Friday, February 12, 2010

OPAC Thinking

The academic institution that I am slightly affiliated with is in a bit of a kerfuffle about which search interface to use for the Online Public Access Catalog (OPAC). There are departmental politics involved as well as the more understandable questions of user comfort, training issues, and convenience. This is also not the first time these kinds of questions have come up. There have been three separate and distinct default search interfaces for this particular OPAC over the past couple of years.

What most strikes me about the conversation, though, is not that there is some spirited discussion about what interface makes the most sense to use, but rather that we do such a bad job of looking at the search experience from anyone else's perspective. I'm not pointing any fingers here and I am just as guilty of it as everybody else, but we tend to assume that everyone uses the OPAC the same way that we do. I find it hard to believe that most users search like those of us who are discussing the interface, especially when the main contributors to the discussion are librarians who have large amounts of familiarity with the tools and know how to get the results we need.

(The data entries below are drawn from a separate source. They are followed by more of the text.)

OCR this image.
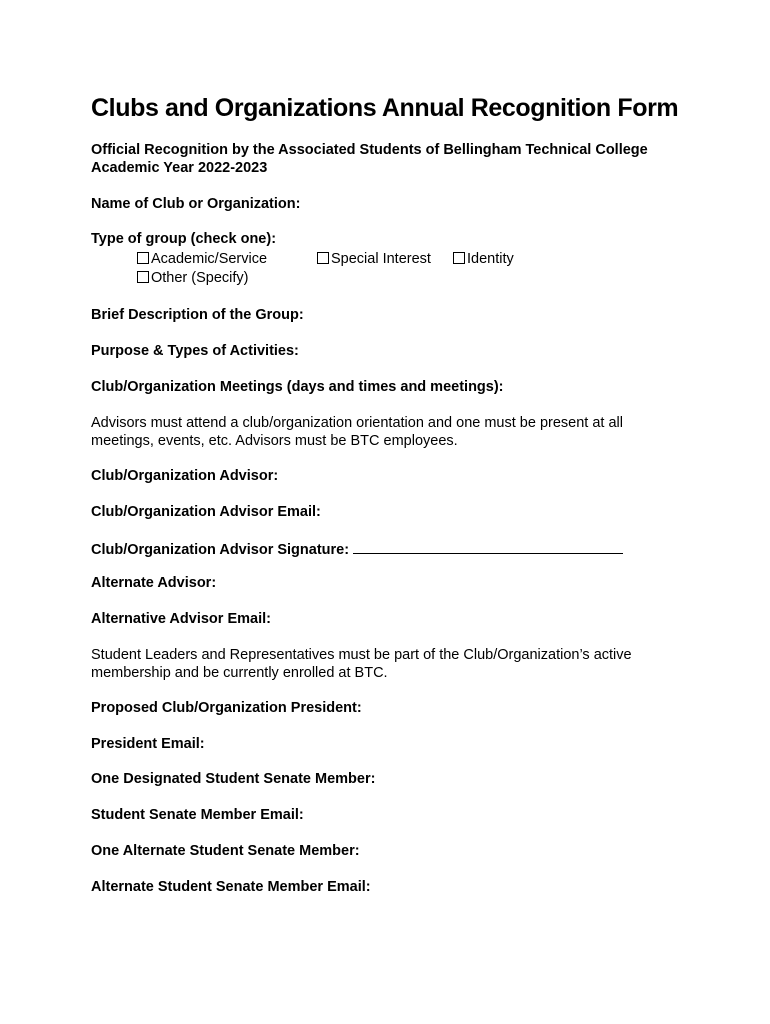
Clubs and Organizations Annual Recognition Form
Official Recognition by the Associated Students of Bellingham Technical College
Academic Year 2022-2023
Name of Club or Organization:
Type of group (check one):
Academic/Service	Special Interest	Identity
Other (Specify)
Brief Description of the Group:
Purpose & Types of Activities:
Club/Organization Meetings (days and times and meetings):
Advisors must attend a club/organization orientation and one must be present at all
meetings, events, etc. Advisors must be BTC employees.
Club/Organization Advisor:
Club/Organization Advisor Email:
Club/Organization Advisor Signature:
Alternate Advisor:
Alternative Advisor Email:
Student Leaders and Representatives must be part of the Club/Organization’s active
membership and be currently enrolled at BTC.
Proposed Club/Organization President:
President Email:
One Designated Student Senate Member:
Student Senate Member Email:
One Alternate Student Senate Member:
Alternate Student Senate Member Email:
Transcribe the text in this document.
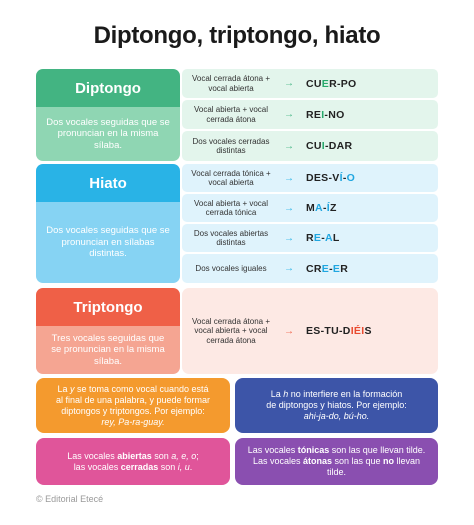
Diptongo, triptongo, hiato
Diptongo
Dos vocales seguidas que se pronuncian en la misma sílaba.
Vocal cerrada átona + vocal abierta	→ CU E R-PO
Vocal abierta + vocal cerrada átona	→ RE I -NO
Dos vocales cerradas distintas	→ CU I -DAR
Hiato
Dos vocales seguidas que se pronuncian en sílabas distintas.
Vocal cerrada tónica + vocal abierta	→ DES-V Í - O
Vocal abierta + vocal cerrada tónica	→ M A - Í Z
Dos vocales abiertas distintas	→ R E - A L
Dos vocales iguales	→ CR E - E R
Triptongo
Tres vocales seguidas que se pronuncian en la misma sílaba.
Vocal cerrada átona + vocal abierta + vocal cerrada átona
→ ES-TU-D IÉI S
La y se toma como vocal cuando está
al final de una palabra, y puede formar
diptongos y triptongos. Por ejemplo:
rey, Pa-ra-guay.
La h no interfiere en la formación
de diptongos y hiatos. Por ejemplo:
ahi-ja-do, bú-ho.
Las vocales abiertas son a, e, o;
las vocales cerradas son i, u.
Las vocales tónicas son las que llevan tilde.
Las vocales átonas son las que no llevan tilde.
© Editorial Etecé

In order to try and temper my own biases I did a few quick searches of the library literature to see if I could find any studies on how library patrons use the OPAC and there is very little out there. I expected dozens of studies and only found one or two and those were generally done at a much more specific or limited level than what I really wanted. The kind of information we need when making search interface decisions is things like what are users generally looking for? Are they coming in with an item in mind? Are they looking for anything on a particular subject? Are they only interested in stuff they can get their hands on today? Are they starting their search in the OPAC, or are they resorting to it after giving up on the web?

Several of those questions illuminate my own search biases so let me put those biases out there for the record right now. I use the OPAC in one primary way. I have an item I have already identified a need for and I want to know if I can get it from a particular library. In the past, as a student, I would also often use it to find items that I could get my hands on today. If I had a paper due soon (most likely tomorrow), or a project I needed to start working on I would do a few searches to see what, if anything, I could find on a topic that was in the library right now. Most of the research I do now is not for papers due tomorrow or things that require immediate answers. For most of it, sooner is better but a little longer with the best answer is best of all. This means that I simply never use a library catalog for primary subject searches. I know that no library carries every possible item and I know that there are databases of items that are far more comprehensive than almost every individual library catalog. I also know that through purchase or interlibrary loan almost every book in the country and world is accessible. So why would I limit myself to one library's catalog? Why wouldn't I start with Amazon or Worldcat or even just one of the biggest single library catalogs like the Library of Congress'? I find it a little incomprehensible that not everyone thinks in this same way. I'm sure other people have different search strategies, but I find it difficult to imagine what they are and that makes it hard to discuss things like interfaces.

Everyone has this problem. It's the same reason that everyone thinks God has the same morals as they do. Almost anytime someone tells you that people "search this way" what they are really saying is "I search this way." Sometimes they may have enough information to say "I search this way and I've seen other people do it too," but that's rarer and a little misleading. People remember the things they want to remember so if you help ten people search the catalog and eight of them have problems with things that don't bother you and two of them have the same problem you did, you're going to remember those two people, not the eight. Another problem with drawing conclusions from personal experience is that the squeaky wheel gets the oil and there is ALWAYS a squeaky wheel. 99% of the population you're serving can be completely happy with, or at least indifferent to, a change you make in the search interface and therefore never express that opinion. All it takes is one or two people, though, who hate the new look or some other aspect of the new interface and they will have a good shot at derailing any change. This is especially true if those one or two people have the same complaints as some of the librarians in charge of making the decision. And there will always be at least one or two people who hate any change. You could develop a chemical that changes the smell of sewage to the smell of roses and somebody would be unhappy about it.

So what's my point? I guess my most important point is to do some user research, whenever possible. Try not to do it with just regular library users, volunteers, and librarians. See if you can get a few friends, neighbors, or random people off the street to try out your interface (or any other web software you're implementing) and tell you what they think. My other point is to try to differentiate between one or two people with minor complaints and the 99% of people who aren't saying anything.

Also, once you've decided to make a change, watch those user trends. If everyone said they loved the new interface, but usage dropped 50% once you put it in place it is probably time to try again. Just because a decision was made that doesn't mean it can't be unmade or changed to be more effective.